Explicando por si só grande parte dos motivos que já levaram mais de seis milhões de venezuelanos a se refugiar em nações da América Latina e Caribe em busca de condições menos miseráveis de vida, protagonizando um êxodo de proporções bíblicas que só perde neste século para a Síria, que está em guerra civil há dez anos, o país fechou 2021 com uma inflação de 686,4%.

É a maior taxa do planeta.

Em menos de duas décadas, não custa lembrar, a Venezuela deixou o clube dos países mais ricos do mundo para ultrapassar o devastado Haiti e se tornar o mais pobre das Américas, fruto de decisões políticas e econômicas que envolveram intervenções nos meios de produção, perseguição a empresários, controle de preços, controle de câmbio das divisas, violações ao direito de propriedade, irresponsabilidade fiscal na gerência dos recursos públicos, eleições fraudulentas, censura à imprensa, loteamento de empresas estatais para amigos do governo e corrupção desenfreada e endêmica.

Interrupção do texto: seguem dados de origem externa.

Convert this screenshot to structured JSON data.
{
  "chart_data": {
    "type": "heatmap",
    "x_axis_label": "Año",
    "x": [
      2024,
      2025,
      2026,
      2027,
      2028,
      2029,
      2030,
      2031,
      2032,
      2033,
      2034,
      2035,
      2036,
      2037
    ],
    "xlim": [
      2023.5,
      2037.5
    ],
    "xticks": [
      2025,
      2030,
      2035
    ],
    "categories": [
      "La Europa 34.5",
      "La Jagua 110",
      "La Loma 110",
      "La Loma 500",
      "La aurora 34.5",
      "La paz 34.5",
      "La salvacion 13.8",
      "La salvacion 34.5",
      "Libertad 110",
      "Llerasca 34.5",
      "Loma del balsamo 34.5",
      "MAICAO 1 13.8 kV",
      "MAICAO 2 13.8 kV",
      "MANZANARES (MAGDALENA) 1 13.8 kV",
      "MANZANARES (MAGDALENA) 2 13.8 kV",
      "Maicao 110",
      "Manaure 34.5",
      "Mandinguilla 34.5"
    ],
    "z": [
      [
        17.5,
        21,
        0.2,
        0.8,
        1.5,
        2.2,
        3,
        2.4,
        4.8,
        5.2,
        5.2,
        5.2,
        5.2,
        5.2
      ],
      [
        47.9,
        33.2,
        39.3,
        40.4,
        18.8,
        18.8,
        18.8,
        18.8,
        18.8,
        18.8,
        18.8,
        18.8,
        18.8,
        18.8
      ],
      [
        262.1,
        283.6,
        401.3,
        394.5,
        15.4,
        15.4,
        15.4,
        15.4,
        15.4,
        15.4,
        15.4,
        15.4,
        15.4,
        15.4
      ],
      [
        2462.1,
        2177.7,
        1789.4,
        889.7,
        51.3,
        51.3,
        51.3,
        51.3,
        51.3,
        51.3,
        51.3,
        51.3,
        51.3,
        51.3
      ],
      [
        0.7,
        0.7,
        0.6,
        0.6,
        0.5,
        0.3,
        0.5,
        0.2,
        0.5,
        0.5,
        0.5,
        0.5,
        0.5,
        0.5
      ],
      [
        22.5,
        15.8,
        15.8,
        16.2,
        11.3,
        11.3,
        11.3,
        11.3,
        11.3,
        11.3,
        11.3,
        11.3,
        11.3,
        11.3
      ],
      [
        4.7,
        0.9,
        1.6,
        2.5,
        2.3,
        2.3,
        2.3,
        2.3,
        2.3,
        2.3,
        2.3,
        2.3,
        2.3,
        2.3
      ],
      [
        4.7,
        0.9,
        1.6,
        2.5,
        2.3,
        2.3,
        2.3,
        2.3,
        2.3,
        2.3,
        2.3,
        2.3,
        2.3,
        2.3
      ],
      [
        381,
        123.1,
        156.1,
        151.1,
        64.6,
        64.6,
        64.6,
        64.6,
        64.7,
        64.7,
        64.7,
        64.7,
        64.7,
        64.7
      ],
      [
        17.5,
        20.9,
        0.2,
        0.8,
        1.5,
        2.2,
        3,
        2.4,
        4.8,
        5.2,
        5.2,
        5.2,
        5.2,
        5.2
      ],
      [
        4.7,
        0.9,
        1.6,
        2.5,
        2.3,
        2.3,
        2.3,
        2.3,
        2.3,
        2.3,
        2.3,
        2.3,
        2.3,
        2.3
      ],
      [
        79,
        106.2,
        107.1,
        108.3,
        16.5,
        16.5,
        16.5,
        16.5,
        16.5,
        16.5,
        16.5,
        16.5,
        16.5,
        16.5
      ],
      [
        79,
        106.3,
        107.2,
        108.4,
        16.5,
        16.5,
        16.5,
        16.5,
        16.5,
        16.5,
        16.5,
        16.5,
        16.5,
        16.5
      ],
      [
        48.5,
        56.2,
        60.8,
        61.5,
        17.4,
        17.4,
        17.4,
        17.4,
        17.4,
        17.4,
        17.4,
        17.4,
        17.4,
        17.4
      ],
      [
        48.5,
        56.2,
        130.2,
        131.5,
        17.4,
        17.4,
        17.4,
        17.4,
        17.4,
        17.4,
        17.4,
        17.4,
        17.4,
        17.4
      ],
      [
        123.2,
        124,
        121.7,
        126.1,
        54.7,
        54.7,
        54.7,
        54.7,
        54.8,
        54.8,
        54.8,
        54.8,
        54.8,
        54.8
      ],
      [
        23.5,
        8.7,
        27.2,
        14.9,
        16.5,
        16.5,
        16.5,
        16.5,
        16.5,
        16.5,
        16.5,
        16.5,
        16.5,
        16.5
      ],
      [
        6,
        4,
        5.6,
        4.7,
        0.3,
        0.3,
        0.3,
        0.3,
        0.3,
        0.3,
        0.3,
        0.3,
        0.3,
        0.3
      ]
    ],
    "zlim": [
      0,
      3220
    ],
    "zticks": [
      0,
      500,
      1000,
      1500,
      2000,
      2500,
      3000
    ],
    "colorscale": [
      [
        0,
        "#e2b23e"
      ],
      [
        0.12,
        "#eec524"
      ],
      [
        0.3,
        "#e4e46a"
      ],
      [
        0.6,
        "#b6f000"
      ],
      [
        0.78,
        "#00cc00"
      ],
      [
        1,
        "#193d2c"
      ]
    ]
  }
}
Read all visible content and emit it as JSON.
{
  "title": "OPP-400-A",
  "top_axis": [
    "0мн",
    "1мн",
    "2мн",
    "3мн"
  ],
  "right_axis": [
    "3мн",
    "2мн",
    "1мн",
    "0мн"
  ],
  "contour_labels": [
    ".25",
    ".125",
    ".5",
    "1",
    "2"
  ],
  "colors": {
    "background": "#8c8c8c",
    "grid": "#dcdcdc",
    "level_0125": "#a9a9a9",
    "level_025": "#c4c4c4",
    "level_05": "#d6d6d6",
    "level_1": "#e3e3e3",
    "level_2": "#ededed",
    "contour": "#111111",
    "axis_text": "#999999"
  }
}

Ainda assim, a toda hora e sem o menor constrangimento, vemos os mais ilustres expoentes da esquerda brasileira apoiando, defendendo e idolatrando a ditadura inaugurada por Hugo Chávez e fielmente conduzida pelo sucessor e fantoche Nicolás Maduro com o propósito de se apropriar do estado e seguir oprimindo e roubando impunemente o povo venezuelano.

Devem morrer de inveja dos companheiros bolivarianos.